Airman Walker said she loves driving the robot, but her favorite part of the job is going on missions and living in the field. Just days after arriving in Afghanistan, she forward deployed with Marines to Qalat, Afghanistan. For 45 days, she and her teammates worked and lived out of their truck.

"My favorite part is when we go out and have nothing. You have your team and the people you are deployed with," she said. "We had nothing. We were out in the middle of nowhere. It's exhilarating when you go out there. And it's fun, and it's challenging. It's extremely challenging."

In addition to the danger posed from the IEDs, the EOD teams are risking insurgent attack every time they travel outside the wire.

"We are pretty safe in our trucks," Sergeant Johnson said. "We've got a lot of things to keep us remotely separated from the hazards. And the scenes are usually pretty secure when we get there."

Things can still happen though. While returning from a mission in Lashkar Gar, the convoy Sergeant Johnson was riding in came under attack. A few rocket-propelled grenades were fired and the convoy took some small arms fire.

"A couple of rounds embedded in the back of the armor where me and another guy were sitting," he said. "It was a pretty intense couple of minutes. It seemed like forever. I was stuck in the back of a vehicle; no way to see what was going on, no way to fire back. I just wanted to do whatever I could to help the guys on top gunning. You just do what you have to do in those situations."

Like the trip to Lashkar Gar, many of their missions take them a considerable distance from Kandahar Airfield. In these cases, they often travel by helicopter. In these cases, each team member grabs one of two pre-packed backpacks weighing more than 50 pounds each.
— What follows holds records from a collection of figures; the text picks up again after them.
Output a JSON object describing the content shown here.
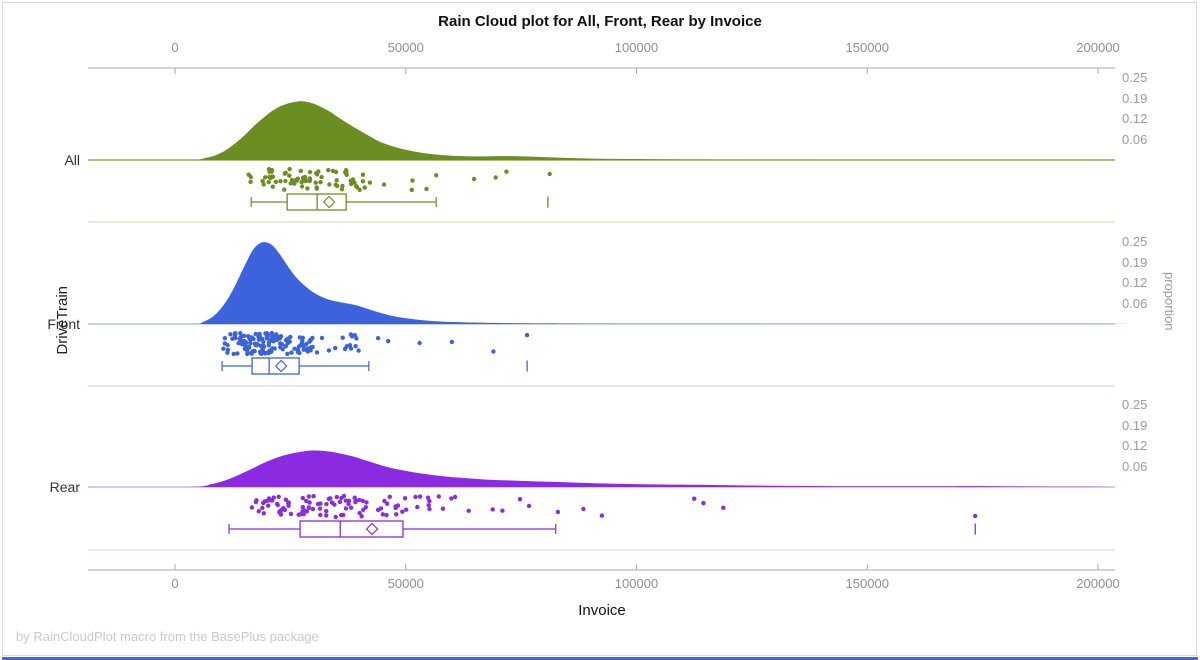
{
  "ui": {
    "footer": "by RainCloudPlot macro from the BasePlus package",
    "frame_color": "#D9D9D9",
    "accent_bar_color": "#4766D6"
  },
  "chart_data": {
    "type": "raincloud",
    "title": "Rain Cloud plot for All, Front, Rear by Invoice",
    "xlabel": "Invoice",
    "ylabel": "DriveTrain",
    "ylabel_right": "proportion",
    "categories": [
      "All",
      "Front",
      "Rear"
    ],
    "x_ticks": [
      0,
      50000,
      100000,
      150000,
      200000
    ],
    "xlim": [
      -19000,
      204000
    ],
    "proportion_tick_labels": [
      "0.25",
      "0.19",
      "0.12",
      "0.06"
    ],
    "proportion_tick_values": [
      0.25,
      0.1875,
      0.125,
      0.0625
    ],
    "axis_color": "#A9A9A9",
    "tick_label_color": "#8F8F8F",
    "legend": "none",
    "grid": "off",
    "groups": [
      {
        "name": "All",
        "fill": "#6B8E23",
        "line": "#7FA02C",
        "separator": "#DAE2C1",
        "box": {
          "whisker_low": 16500,
          "q1": 24300,
          "median": 30800,
          "mean": 33400,
          "q3": 37100,
          "whisker_high": 56600,
          "far_outlier": 80800
        },
        "density": [
          [
            2000,
            0
          ],
          [
            6000,
            0.004
          ],
          [
            10000,
            0.022
          ],
          [
            14000,
            0.062
          ],
          [
            18000,
            0.115
          ],
          [
            22000,
            0.158
          ],
          [
            26000,
            0.177
          ],
          [
            29000,
            0.176
          ],
          [
            33000,
            0.152
          ],
          [
            37000,
            0.115
          ],
          [
            41000,
            0.082
          ],
          [
            45000,
            0.052
          ],
          [
            50000,
            0.031
          ],
          [
            55000,
            0.019
          ],
          [
            60000,
            0.013
          ],
          [
            66000,
            0.011
          ],
          [
            72000,
            0.012
          ],
          [
            78000,
            0.01
          ],
          [
            84000,
            0.007
          ],
          [
            92000,
            0.004
          ],
          [
            105000,
            0.0025
          ],
          [
            130000,
            0.0012
          ],
          [
            160000,
            0.0008
          ],
          [
            199000,
            0.0005
          ]
        ],
        "rain": {
          "count": 82,
          "log_mean": 10.3,
          "log_sd": 0.27,
          "min": 15000,
          "max": 52500,
          "outliers": [
            54500,
            56600,
            64800,
            69500,
            71800,
            81200
          ],
          "seed": 11
        }
      },
      {
        "name": "Front",
        "fill": "#3C63DB",
        "line": "#A3B7EF",
        "separator": "#CBD6F7",
        "box": {
          "whisker_low": 10200,
          "q1": 16700,
          "median": 20400,
          "mean": 23000,
          "q3": 26900,
          "whisker_high": 42000,
          "far_outlier": 76300
        },
        "density": [
          [
            3000,
            0
          ],
          [
            6000,
            0.006
          ],
          [
            9000,
            0.032
          ],
          [
            12000,
            0.09
          ],
          [
            15000,
            0.175
          ],
          [
            17000,
            0.228
          ],
          [
            19000,
            0.249
          ],
          [
            21000,
            0.241
          ],
          [
            23000,
            0.207
          ],
          [
            25000,
            0.165
          ],
          [
            27000,
            0.131
          ],
          [
            30000,
            0.096
          ],
          [
            33000,
            0.076
          ],
          [
            36000,
            0.066
          ],
          [
            39000,
            0.058
          ],
          [
            42000,
            0.045
          ],
          [
            45000,
            0.032
          ],
          [
            48000,
            0.022
          ],
          [
            52000,
            0.014
          ],
          [
            57000,
            0.008
          ],
          [
            63000,
            0.005
          ],
          [
            70000,
            0.003
          ],
          [
            80000,
            0.0018
          ],
          [
            95000,
            0.0009
          ],
          [
            120000,
            0.0005
          ],
          [
            199000,
            0.0002
          ]
        ],
        "rain": {
          "count": 158,
          "log_mean": 9.93,
          "log_sd": 0.3,
          "min": 9800,
          "max": 42500,
          "outliers": [
            44000,
            46200,
            53000,
            60000,
            69000,
            76300
          ],
          "seed": 23
        }
      },
      {
        "name": "Rear",
        "fill": "#8A2BE2",
        "line": "#C4A5EC",
        "separator": "#E4D5F8",
        "box": {
          "whisker_low": 11700,
          "q1": 27100,
          "median": 35800,
          "mean": 42700,
          "q3": 49400,
          "whisker_high": 82500,
          "far_outlier": 173400
        },
        "density": [
          [
            3000,
            0
          ],
          [
            8000,
            0.009
          ],
          [
            12000,
            0.026
          ],
          [
            16000,
            0.051
          ],
          [
            20000,
            0.078
          ],
          [
            24000,
            0.098
          ],
          [
            28000,
            0.109
          ],
          [
            31000,
            0.111
          ],
          [
            34000,
            0.107
          ],
          [
            38000,
            0.095
          ],
          [
            42000,
            0.078
          ],
          [
            46000,
            0.061
          ],
          [
            50000,
            0.049
          ],
          [
            54000,
            0.04
          ],
          [
            58000,
            0.033
          ],
          [
            62000,
            0.028
          ],
          [
            67000,
            0.023
          ],
          [
            72000,
            0.02
          ],
          [
            78000,
            0.017
          ],
          [
            84000,
            0.015
          ],
          [
            90000,
            0.012
          ],
          [
            97000,
            0.0095
          ],
          [
            105000,
            0.0075
          ],
          [
            113000,
            0.0068
          ],
          [
            120000,
            0.0052
          ],
          [
            130000,
            0.0037
          ],
          [
            140000,
            0.0027
          ],
          [
            152000,
            0.0022
          ],
          [
            165000,
            0.0024
          ],
          [
            175000,
            0.0026
          ],
          [
            185000,
            0.0016
          ],
          [
            199000,
            0.0009
          ]
        ],
        "rain": {
          "count": 108,
          "log_mean": 10.42,
          "log_sd": 0.4,
          "min": 12000,
          "max": 86000,
          "outliers": [
            88500,
            92500,
            112500,
            114500,
            118800,
            173400
          ],
          "seed": 37
        }
      }
    ]
  }
}
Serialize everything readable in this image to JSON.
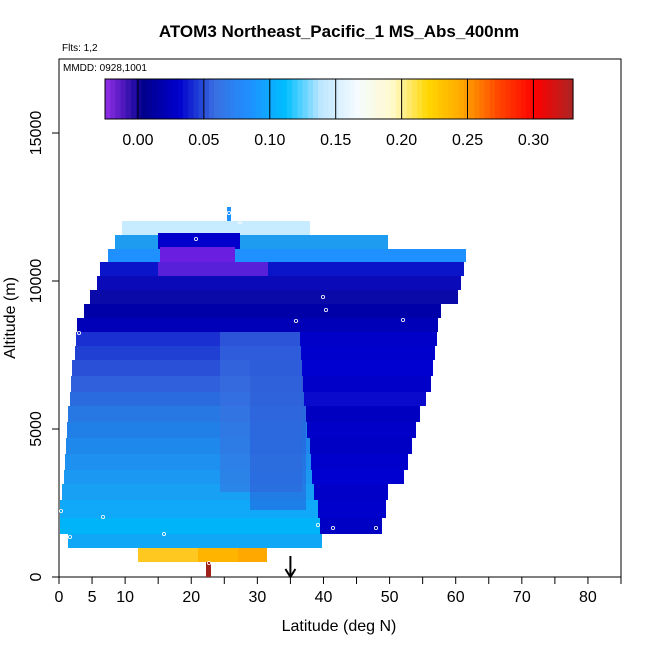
{
  "chart_data": {
    "type": "heatmap",
    "title": "ATOM3 Northeast_Pacific_1 MS_Abs_400nm",
    "notes": [
      "Flts: 1,2",
      "MMDD: 0928,1001"
    ],
    "xlabel": "Latitude (deg N)",
    "ylabel": "Altitude (m)",
    "xlim": [
      0,
      85
    ],
    "ylim": [
      0,
      17500
    ],
    "x_ticks": [
      0,
      5,
      10,
      20,
      30,
      40,
      50,
      60,
      70,
      80
    ],
    "y_ticks": [
      0,
      5000,
      10000,
      15000
    ],
    "y_tick_labels": [
      "0",
      "5000",
      "10000",
      "15000"
    ],
    "colorbar": {
      "min": -0.025,
      "max": 0.33,
      "ticks": [
        0.0,
        0.05,
        0.1,
        0.15,
        0.2,
        0.25,
        0.3
      ],
      "tick_labels": [
        "0.00",
        "0.05",
        "0.10",
        "0.15",
        "0.20",
        "0.25",
        "0.30"
      ],
      "colors": [
        "#8a2be2",
        "#00008b",
        "#0000cd",
        "#3a6fe0",
        "#1e90ff",
        "#00bfff",
        "#bfe6ff",
        "#f5fbff",
        "#fffacd",
        "#ffd700",
        "#ffa500",
        "#ff4500",
        "#ff0000",
        "#b22222"
      ]
    },
    "regions": [
      {
        "name": "upper-rows",
        "x_left": 6.5,
        "x_right": 60,
        "alt_bottom": 10000,
        "alt_top": 12500,
        "value": 0.06
      },
      {
        "name": "west-column",
        "x_left": 1,
        "x_right": 37,
        "alt_bottom": 1000,
        "alt_top": 10000,
        "value": 0.08
      },
      {
        "name": "east-column",
        "x_left": 37,
        "x_right": 57,
        "alt_bottom": 1500,
        "alt_top": 10000,
        "value": 0.02
      },
      {
        "name": "low-west",
        "x_left": 0,
        "x_right": 15,
        "alt_bottom": 1000,
        "alt_top": 2500,
        "value": 0.09
      },
      {
        "name": "boundary-layer",
        "x_left": 12,
        "x_right": 31.5,
        "alt_bottom": 500,
        "alt_top": 1000,
        "value": 0.22
      },
      {
        "name": "surface-point",
        "x_left": 22.3,
        "x_right": 22.9,
        "alt_bottom": 0,
        "alt_top": 500,
        "value": 0.32
      }
    ],
    "marker_arrow_latitude": 35
  }
}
"We've got two different explosive set-ups -- one for if we know we are going to be gone for a long time, and one for if we know we are just going and coming back," said Sergeant Johnson, a native of Salt Lake City. "We've got all of our stuff we need to do the mission: time fuse, TNT, smoke grenades. We're able to do anything we would do with our truck, to a limited extent, without having to come back to base."

"The biggest thing about this flyaway kit is what's not on it," Sergeant White said. "You'll notice that each person is carrying between 50 and 80 pounds of gear. There's no sleeping bags, no pillows, no toothbrushes, no deodorant, there's none of that. When an Army unit deploys out, each person is carrying between 50 and 70 pounds, but in that is everything he needs to live. We have 50 to 70 pounds of gear, and that's it."

In the nearly six months the Airmen of the 755th AEG EOD OL-B have been deployed, they have responded to more than 326 incidents and destroyed nearly 131,000 munitions. For many of the EOD technicians, it is not about destroying things, it's really about the people and making it a safer place for them.

"Every time we go outside the wire, I depend on (Sergeant White) to save my life, and he depends on me to save his life," Sergeant Johnson said. "Having to rely on somebody to do that day in and day out is huge. You don't get that with other friends back home, you don't get that anywhere else.

"There are experiences here that you will never get anywhere else," he added. "I love the people I am here with, but war is hell. The people are really what it's about. Being here and saving Sergeant White, saving Airman Walker, saving whoever it is who is going to be on the road next."